Opana is Dilaudid’s “big brother.” It’s a powerful synthetic opiate usually prescribed for severe pain and terminal illness. It’s chemical name is Oxymorphone as opposed to Dilaudid’s chemical name, which is Hydromorphone. Opana is much, much stronger than Dilaudid, and is highly addictive. It has already been the cause of many overdoses and deaths throughout the country. Typically, addicts will crush and snort the pill or shoot it with needles. When addicts try to stop using Opana, the withdrawals are severe and many don’t attain sobriety without seeking outside help.
According to CNN, the FDA has demanded that Endo Pharmaceuticals pull Opana off the market. This is actually the first time the FDA has ever asked for an opiate painkiller to be taken off the shelves and its sales stopped. The reason the FDA wants it pulled is because, in their opinion, the drug presents a major public health threat. The drug came out and was approved by the FDA in 2006. Addicts got their hands on the drug and began crushing it up and snorting it to maximize its euphoric effects. In 2012, Endo Pharmaceuticals changed the formulation of the drug, making it harder to crush. Addicts adapted to the change and found ways to shoot the drug instead.

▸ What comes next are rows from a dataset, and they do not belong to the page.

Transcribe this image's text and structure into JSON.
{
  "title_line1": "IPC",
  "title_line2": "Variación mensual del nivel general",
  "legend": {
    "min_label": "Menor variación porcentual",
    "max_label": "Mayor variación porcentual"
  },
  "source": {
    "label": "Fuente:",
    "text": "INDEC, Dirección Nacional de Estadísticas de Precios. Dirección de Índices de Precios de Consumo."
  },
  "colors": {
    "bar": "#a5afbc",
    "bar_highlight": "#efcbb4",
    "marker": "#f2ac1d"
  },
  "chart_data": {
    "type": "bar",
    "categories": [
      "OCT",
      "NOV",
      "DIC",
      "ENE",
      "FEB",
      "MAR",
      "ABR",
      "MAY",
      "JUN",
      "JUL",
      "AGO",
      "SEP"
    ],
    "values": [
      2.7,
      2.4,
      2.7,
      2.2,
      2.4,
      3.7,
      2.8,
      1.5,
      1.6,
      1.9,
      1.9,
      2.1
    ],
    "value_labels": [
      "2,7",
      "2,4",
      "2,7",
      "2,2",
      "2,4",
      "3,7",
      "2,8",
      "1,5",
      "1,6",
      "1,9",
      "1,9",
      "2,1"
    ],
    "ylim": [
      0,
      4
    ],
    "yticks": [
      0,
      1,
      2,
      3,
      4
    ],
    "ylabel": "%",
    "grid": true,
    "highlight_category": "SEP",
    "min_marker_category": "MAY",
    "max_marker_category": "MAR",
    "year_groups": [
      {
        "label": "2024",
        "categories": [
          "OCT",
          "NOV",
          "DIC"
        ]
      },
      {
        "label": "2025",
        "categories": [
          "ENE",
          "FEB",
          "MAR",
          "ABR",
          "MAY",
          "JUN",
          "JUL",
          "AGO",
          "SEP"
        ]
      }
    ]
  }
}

The FDA made the decision to have the drug pulled after reviewing data that showed a major increase in IV use of Opana after its reformulation. Along with the 2015 HIV outbreak that was centered around Opana abuse, the FDA also found a similar outbreak of Hepatitis C.
FDA Commissioner Dr. Scott Gottlieb said “We are facing an opioid epidemic, a public health crisis, and we must take all necessary steps to reduce the scope of opioid misuse and abuse. We will continue to take regulatory steps when we see situations where an opioid product’s risks outweigh its benefits, not only for its intended patient population but also in regard to its potential for misuse and abuse.”
This is a great step in the right direction. Finally, the FDA is stepping up to ease the opiate epidemic, rather than adding to it. Even though the FDA approved Opana initially, we should be thankful they realized their error and did the responsible thing, which is to take the drug off the market. We don’t need another drug to worry about our loved ones overdosing on. This decision will definitely help curb the possibility of future Opana addicts. And as for those who are already hooked on Opana, don’t worry, there is good quality treatment to help you beat your addiction, get clean and have a productive life.